Patients who report experiencing atonic muscles during sleep often overlook this common symptom despite experiencing significant daytime sleepiness that interferes with their daily lives. Polysomnography typically yields unremarkable results, except for scattered nocturnal sleep with decreased REM sleep. Consequently, to confirm a diagnosis of narcolepsy, multiple sleep latency tests (MSLT) are conducted. Subsequently, patients may commence treatment with prescription drugs such as stimulants and antidepressants. For instance, venlafaxine, administered once daily, has been found effective in alleviating cataplexy and SP. However, research investigating the efficacy of specific medications in treating SP is limited [23,24]. Hence, one possible explanation for this correlation could be that individuals experiencing sleep-related auditory or visual hallucinations may interpret them as evidence of the existence of aliens or other supernatural entities.
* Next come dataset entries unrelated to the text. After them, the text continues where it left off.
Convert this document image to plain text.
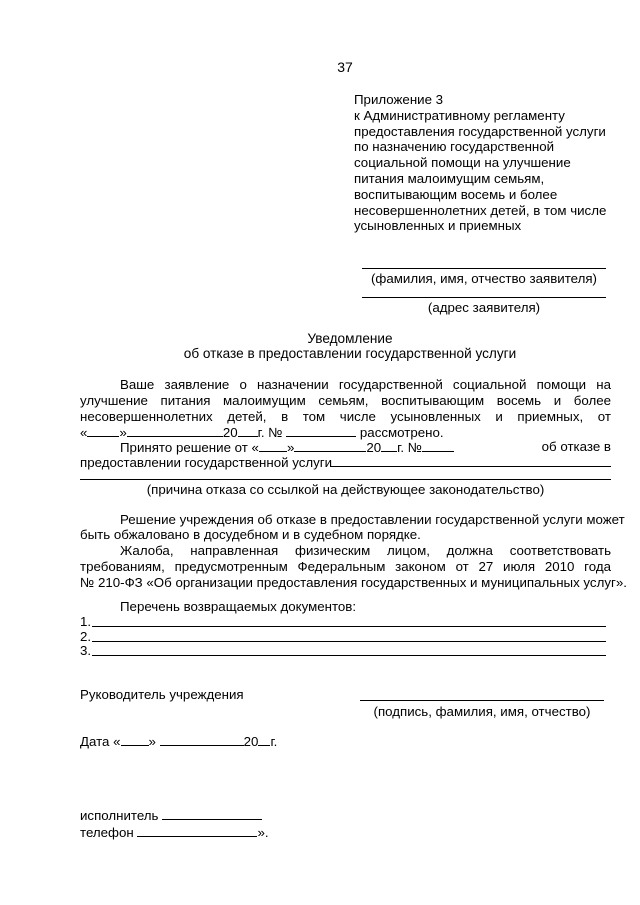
37
Приложение 3
к Административному регламенту
предоставления государственной услуги
по назначению государственной
социальной помощи на улучшение
питания малоимущим семьям,
воспитывающим восемь и более
несовершеннолетних детей, в том числе
усыновленных и приемных
(фамилия, имя, отчество заявителя)
(адрес заявителя)
Уведомление
об отказе в предоставлении государственной услуги
Ваше заявление о назначении государственной социальной помощи на
улучшение питания малоимущим семьям, воспитывающим восемь и более
несовершеннолетних детей, в том числе усыновленных и приемных, от
« »	20 г. №	рассмотрено.
Принято решение от « »	20 г. №	об отказе в
предоставлении государственной услуги
(причина отказа со ссылкой на действующее законодательство)
Решение учреждения об отказе в предоставлении государственной услуги может
быть обжаловано в досудебном и в судебном порядке.
Жалоба, направленная физическим лицом, должна соответствовать
требованиям, предусмотренным Федеральным законом от 27 июля 2010 года
№ 210-ФЗ «Об организации предоставления государственных и муниципальных услуг».
Перечень возвращаемых документов:
1.
2.
3.
Руководитель учреждения
(подпись, фамилия, имя, отчество)
Дата « »	20 г.
исполнитель
телефон	».
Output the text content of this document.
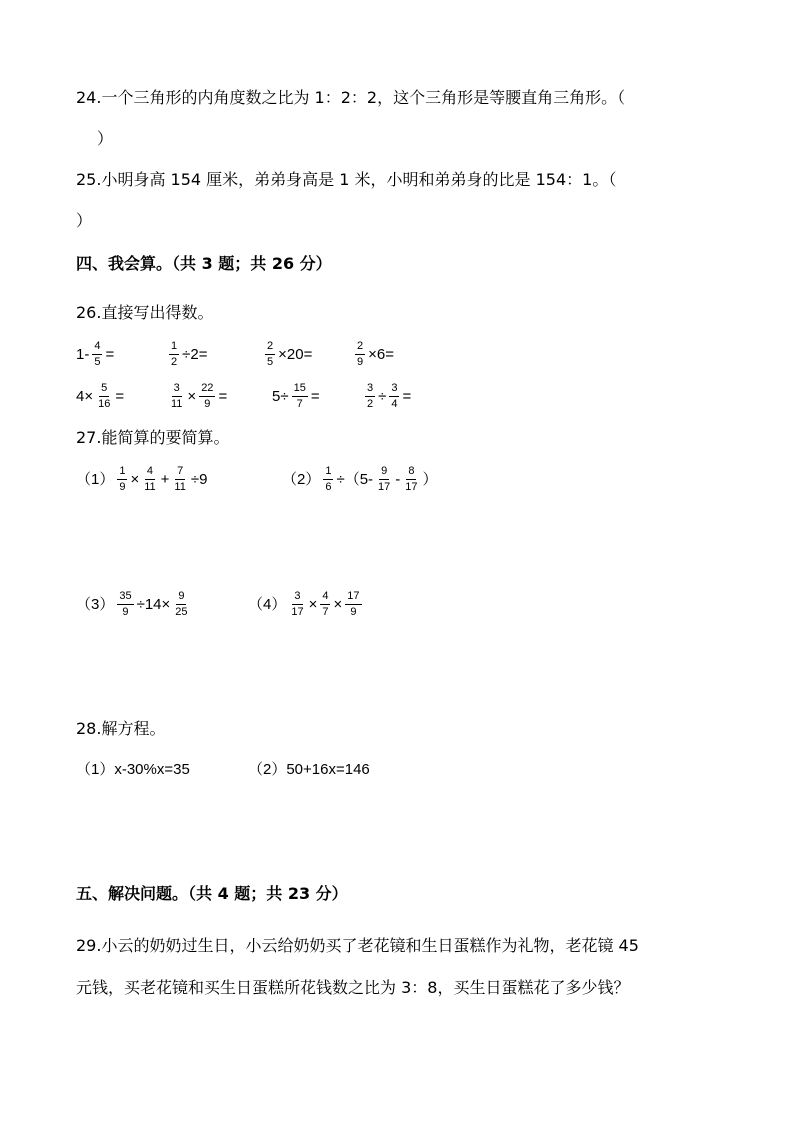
24.一个三角形的内角度数之比为 1：2：2，这个三角形是等腰直角三角形。（
）
25.小明身高 154 厘米，弟弟身高是 1 米，小明和弟弟身的比是 154：1。（
）
四、我会算。（共 3 题；共 26 分）
26.直接写出得数。
$1- \frac{4}{5}$ =	$\frac{1}{2} \div 2=$	$\frac{2}{5} \times 20=$	$\frac{2}{9} \times 6=$
$4\times \frac{5}{16}$ =	$\frac{3}{11} \times \frac{22}{9}$ =	$5\div \frac{15}{7}$ =	$\frac{3}{2} \div \frac{3}{4}$ =
27.能简算的要简算。
$(1) \frac{1}{9} \times \frac{4}{11} + \frac{7}{11} \div 9$	$(2) \frac{1}{6} \div(5- \frac{9}{17} - \frac{8}{17}$ ）
$(3) \frac{35}{9} \div 14\times \frac{9}{25}$	$(4) \frac{3}{17} \times \frac{4}{7} \times \frac{17}{9}$
28.解方程。
（1）x-30%x=35	（2）50+16x=146
五、解决问题。（共 4 题；共 23 分）
29.小云的奶奶过生日，小云给奶奶买了老花镜和生日蛋糕作为礼物，老花镜 45
元钱，买老花镜和买生日蛋糕所花钱数之比为 3：8，买生日蛋糕花了多少钱？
Nevertheless, additional research is necessary to validate this hypothesis and eliminate alternative explanations [25]. The individuals experienced multimodal hallucinations, with many of their encounters aligning with Cheyne-Stokes respirations [26,27].
Alprazolam patients experience improved SP due to its anxiolytic properties, which promote a sense of ease and facilitate a regular, healthy sleep cycle. Similarly, chlordiazepoxide, an anticonvulsant and short-term anxiety medication used to treat alcohol withdrawal symptoms, enhances postural atonia and encourages a regular sleep cycle. The recommendations are based on narcolepsy research, limited case studies, clinical expertise, and logical deductions derived from the key findings on SP and recurrent isolated sleep paralysis (RISP). Fortunately, various practical treatment approaches exist in psychopharmacology and psychotherapy [3]. To prevent and manage SP, individuals should maintain a consistent sleep schedule, aim for 7-9 hours of quality sleep, and manage stress with relaxation techniques. Optimizing the sleep environment by keeping it dark, cool, and quiet, avoiding stimulants like caffeine and alcohol before bed, and sleeping on your side can also help. For ongoing issues, consulting a healthcare professional is recommended. It notes the inclusion of an adherence measure to aid research, although the manual lacks empirical validation. Cognitive-behavioral therapy for ISP involves tailoring sleep hygiene advice to the individual and teaching relaxation methods specifically designed to manage recurring episodes of RISP, in vivo interventions to disrupt episodes, strategies for coping with alarming hallucinations, challenging catastrophic thoughts, and simulating successful resolutions of RISP episodes [28].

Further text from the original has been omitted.